Am Montag ist der Winterthurer Jürg Stahl 100 Tage im Amt als Präsident von Swiss Olympic. Am Tag darauf befindet das Sportparlament über die definitive Lancierung der Olympia-Kandidatur «Sion 2026. Die Spiele im Herzen der Schweiz». Im Interview mit der Nachrichtenagentur SDA äussert sich Jürg Stahl über emotionale Sportmomente, über Kritik bezüglich zusätzlicher Bundesgelder sowie über Olympia.

Foto: Marcus Schmid

 

Jürg Stahl, seit einigen Wochen haben Sie ein ausserordentlich hohes Arbeitspensum zu bewältigen. Wann haben Sie zum letzten Mal mit Ihren Kollegen in der Männerriege des TV Brütten turnen können?

Ich führe diesbezüglich nicht Buch. In den ersten drei Monaten dieses Jahrs war ich, wenn ich mich nicht täusche, sechsmal dabei. Mich erstaunt es, ich komme trotz meinem dichten Terminkalender tatsächlich noch dazu. Ich zelebriere diese Turnabende auch ein wenig. Mein Umfeld weiss, dass es schwierig ist, am Donnerstagabend mit mir Termine zu vereinbaren.

 

Sich auch einmal komplett auszuklinken vom Alltag als Nationalratspräsident und Präsident von Swiss Olympic tut sicherlich gut.

Meine Turnkameraden lassen mich Kamerad sein. Wenn ich nicht von mir aus beginne, von Erlebnissen zu erzählen, fragen sie höchst selten etwas. Sie sind sehr diskret. Demnächst gehen wir gemeinsam an ein regionales Turnfest. Darauf freue ich mich. Nun kann ich meine Agenda eher beeinflussen als zuvor als Vizepräsident des Nationalrats oder als Exekutivrat von Swiss Olympic.

 

Nervt es Sie, sich ständig für Ihr derzeit sehr hohes Arbeitspensum rechtfertigen zu müssen und zu erklären, wie Sie alles bewältigen können?

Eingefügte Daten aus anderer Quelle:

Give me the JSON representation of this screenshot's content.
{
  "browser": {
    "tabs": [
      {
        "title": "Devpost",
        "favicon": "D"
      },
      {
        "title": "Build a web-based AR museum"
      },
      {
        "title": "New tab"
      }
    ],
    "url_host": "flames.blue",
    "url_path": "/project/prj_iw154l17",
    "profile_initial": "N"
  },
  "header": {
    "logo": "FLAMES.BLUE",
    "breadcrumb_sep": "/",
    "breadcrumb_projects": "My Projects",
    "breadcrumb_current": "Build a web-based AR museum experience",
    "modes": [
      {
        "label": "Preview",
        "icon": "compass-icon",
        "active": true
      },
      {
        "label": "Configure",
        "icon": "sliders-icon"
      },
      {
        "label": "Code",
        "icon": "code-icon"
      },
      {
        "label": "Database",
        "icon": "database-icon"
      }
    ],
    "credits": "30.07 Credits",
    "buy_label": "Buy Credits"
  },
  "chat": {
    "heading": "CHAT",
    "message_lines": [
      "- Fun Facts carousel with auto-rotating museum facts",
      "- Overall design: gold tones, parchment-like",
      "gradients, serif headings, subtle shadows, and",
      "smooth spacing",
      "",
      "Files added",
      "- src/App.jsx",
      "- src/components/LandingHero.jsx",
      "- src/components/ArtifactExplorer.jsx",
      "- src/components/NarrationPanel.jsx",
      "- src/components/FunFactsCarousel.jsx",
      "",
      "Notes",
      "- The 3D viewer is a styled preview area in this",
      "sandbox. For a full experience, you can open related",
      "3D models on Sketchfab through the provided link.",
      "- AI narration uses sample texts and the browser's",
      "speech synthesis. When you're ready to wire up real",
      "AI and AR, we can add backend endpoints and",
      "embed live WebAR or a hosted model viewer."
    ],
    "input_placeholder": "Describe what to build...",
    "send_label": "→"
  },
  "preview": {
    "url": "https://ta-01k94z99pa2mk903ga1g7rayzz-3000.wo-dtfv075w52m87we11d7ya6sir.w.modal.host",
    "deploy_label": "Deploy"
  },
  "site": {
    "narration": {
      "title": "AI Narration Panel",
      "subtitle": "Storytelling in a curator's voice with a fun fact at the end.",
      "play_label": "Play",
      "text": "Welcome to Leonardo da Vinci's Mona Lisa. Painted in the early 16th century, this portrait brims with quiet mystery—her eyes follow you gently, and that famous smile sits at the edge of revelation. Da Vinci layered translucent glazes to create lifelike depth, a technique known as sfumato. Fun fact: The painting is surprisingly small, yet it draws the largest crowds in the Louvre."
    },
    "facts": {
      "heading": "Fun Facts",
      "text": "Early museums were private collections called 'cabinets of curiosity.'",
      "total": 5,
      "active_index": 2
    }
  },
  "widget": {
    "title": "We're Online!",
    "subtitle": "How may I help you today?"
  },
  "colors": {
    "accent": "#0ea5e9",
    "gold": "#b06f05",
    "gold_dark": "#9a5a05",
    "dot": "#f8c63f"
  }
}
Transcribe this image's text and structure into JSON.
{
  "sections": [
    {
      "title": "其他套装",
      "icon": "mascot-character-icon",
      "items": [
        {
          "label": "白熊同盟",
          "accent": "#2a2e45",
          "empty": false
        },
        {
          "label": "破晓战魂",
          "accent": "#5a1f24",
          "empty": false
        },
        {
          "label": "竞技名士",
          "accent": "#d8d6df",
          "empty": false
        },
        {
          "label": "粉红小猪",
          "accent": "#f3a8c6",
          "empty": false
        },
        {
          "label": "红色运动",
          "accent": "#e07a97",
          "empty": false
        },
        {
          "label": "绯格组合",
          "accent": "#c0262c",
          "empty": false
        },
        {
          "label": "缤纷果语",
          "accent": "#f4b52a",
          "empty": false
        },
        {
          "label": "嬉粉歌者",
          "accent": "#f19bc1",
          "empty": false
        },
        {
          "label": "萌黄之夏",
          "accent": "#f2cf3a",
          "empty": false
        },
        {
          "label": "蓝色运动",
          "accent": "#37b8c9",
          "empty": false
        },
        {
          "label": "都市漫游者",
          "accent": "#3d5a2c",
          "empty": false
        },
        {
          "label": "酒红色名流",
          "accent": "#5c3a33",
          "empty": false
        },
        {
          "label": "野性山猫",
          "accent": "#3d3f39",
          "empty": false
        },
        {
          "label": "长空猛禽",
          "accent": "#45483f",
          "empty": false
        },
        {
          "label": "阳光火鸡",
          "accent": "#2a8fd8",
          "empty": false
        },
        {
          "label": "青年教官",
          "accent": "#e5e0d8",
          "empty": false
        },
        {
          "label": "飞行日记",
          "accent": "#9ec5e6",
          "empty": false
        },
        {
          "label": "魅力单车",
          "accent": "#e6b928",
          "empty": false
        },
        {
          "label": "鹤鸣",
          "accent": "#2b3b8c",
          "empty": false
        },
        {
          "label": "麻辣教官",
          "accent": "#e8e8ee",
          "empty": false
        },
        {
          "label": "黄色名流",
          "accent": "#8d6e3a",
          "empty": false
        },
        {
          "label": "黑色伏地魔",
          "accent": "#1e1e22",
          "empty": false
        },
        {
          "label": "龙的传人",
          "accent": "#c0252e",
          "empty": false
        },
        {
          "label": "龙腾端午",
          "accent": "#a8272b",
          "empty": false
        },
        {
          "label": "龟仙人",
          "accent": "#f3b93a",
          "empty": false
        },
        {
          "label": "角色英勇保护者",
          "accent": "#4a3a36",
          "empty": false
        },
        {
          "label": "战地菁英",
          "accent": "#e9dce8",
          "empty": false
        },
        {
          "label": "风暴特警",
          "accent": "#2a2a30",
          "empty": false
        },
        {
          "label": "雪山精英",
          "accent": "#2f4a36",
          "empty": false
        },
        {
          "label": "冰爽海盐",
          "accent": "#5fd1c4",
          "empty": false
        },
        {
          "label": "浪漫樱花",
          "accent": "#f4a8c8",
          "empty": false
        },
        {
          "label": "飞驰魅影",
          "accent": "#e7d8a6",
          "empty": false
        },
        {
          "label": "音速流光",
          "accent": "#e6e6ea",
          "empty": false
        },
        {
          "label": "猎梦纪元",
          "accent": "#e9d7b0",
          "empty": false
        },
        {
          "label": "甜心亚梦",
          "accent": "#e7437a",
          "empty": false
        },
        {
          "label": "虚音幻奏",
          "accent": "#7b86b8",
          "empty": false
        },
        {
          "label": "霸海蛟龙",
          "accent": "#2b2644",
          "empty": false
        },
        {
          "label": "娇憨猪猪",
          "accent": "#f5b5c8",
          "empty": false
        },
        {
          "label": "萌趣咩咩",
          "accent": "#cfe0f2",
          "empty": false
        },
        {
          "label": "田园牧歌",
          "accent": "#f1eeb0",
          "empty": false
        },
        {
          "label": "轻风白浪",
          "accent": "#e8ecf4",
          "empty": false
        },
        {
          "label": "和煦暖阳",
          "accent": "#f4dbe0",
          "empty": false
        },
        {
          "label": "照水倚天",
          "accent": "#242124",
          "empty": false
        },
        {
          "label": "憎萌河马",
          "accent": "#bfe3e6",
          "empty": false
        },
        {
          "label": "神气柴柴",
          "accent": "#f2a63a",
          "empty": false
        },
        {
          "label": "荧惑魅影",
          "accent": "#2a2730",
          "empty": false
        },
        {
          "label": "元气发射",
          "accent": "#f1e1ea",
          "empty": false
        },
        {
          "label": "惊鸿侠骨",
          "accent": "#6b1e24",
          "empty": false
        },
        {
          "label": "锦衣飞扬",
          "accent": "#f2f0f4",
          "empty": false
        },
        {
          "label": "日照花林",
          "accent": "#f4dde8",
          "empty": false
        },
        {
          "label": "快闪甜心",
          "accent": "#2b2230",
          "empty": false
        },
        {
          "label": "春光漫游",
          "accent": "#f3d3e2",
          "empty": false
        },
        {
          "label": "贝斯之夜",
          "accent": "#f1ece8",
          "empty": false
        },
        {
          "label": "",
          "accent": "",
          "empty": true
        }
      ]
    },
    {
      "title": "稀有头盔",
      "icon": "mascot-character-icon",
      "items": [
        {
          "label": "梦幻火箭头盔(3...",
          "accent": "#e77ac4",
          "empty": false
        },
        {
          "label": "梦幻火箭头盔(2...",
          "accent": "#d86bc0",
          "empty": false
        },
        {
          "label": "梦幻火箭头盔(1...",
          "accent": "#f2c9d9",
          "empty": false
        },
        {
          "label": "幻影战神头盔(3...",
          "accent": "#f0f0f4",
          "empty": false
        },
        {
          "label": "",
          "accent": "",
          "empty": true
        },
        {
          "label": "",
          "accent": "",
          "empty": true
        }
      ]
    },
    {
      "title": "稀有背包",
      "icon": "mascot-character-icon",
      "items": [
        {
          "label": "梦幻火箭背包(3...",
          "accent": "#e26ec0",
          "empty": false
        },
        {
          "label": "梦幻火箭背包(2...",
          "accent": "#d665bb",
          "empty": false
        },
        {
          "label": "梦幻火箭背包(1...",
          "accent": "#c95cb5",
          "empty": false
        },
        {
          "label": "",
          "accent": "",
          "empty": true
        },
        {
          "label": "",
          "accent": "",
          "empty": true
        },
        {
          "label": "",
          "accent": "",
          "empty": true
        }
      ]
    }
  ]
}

Es hat sich etwas entspannt. Anders wäre es natürlich, wenn mir Fehler unterlaufen würden. Es ist mir gelungen, an den ersten 100 Tagen als Präsident von Swiss Olympic eine hohe Präsenz zu haben, aber auch den Nationalrat gut zu führen. Zwei von vier Sessionen sind ja bereits Vergangenheit – ohne formelle Fehler oder kritische Nachbetrachtungen. Wir können uns zudem glücklich schätzen, dass wir im Haus des Sports in Ittigen wirklich ein gutes Team haben, sowohl im Leistungssport als auch in der Administration bei Swiss Olympic. Die Abläufe funktionieren, nachdem es vor fünf, sechs Jahren noch eine hohe Fluktuation gegeben hat. Wenn es nicht funktionieren würde, gäbe es schon eine Angriffsfläche. Um im Turnerischen zu bleiben: Es ist und bleibt ein Spagat dieses Jahr. Manchmal macht der Blick in die Agenda sogar mir ein wenig Angst.

 

Wie muss man sich Ihre ersten 100 Tage als Swiss-Olympic-Präsident vorstellen? Viel Networking, Studium von vielen Dossiers?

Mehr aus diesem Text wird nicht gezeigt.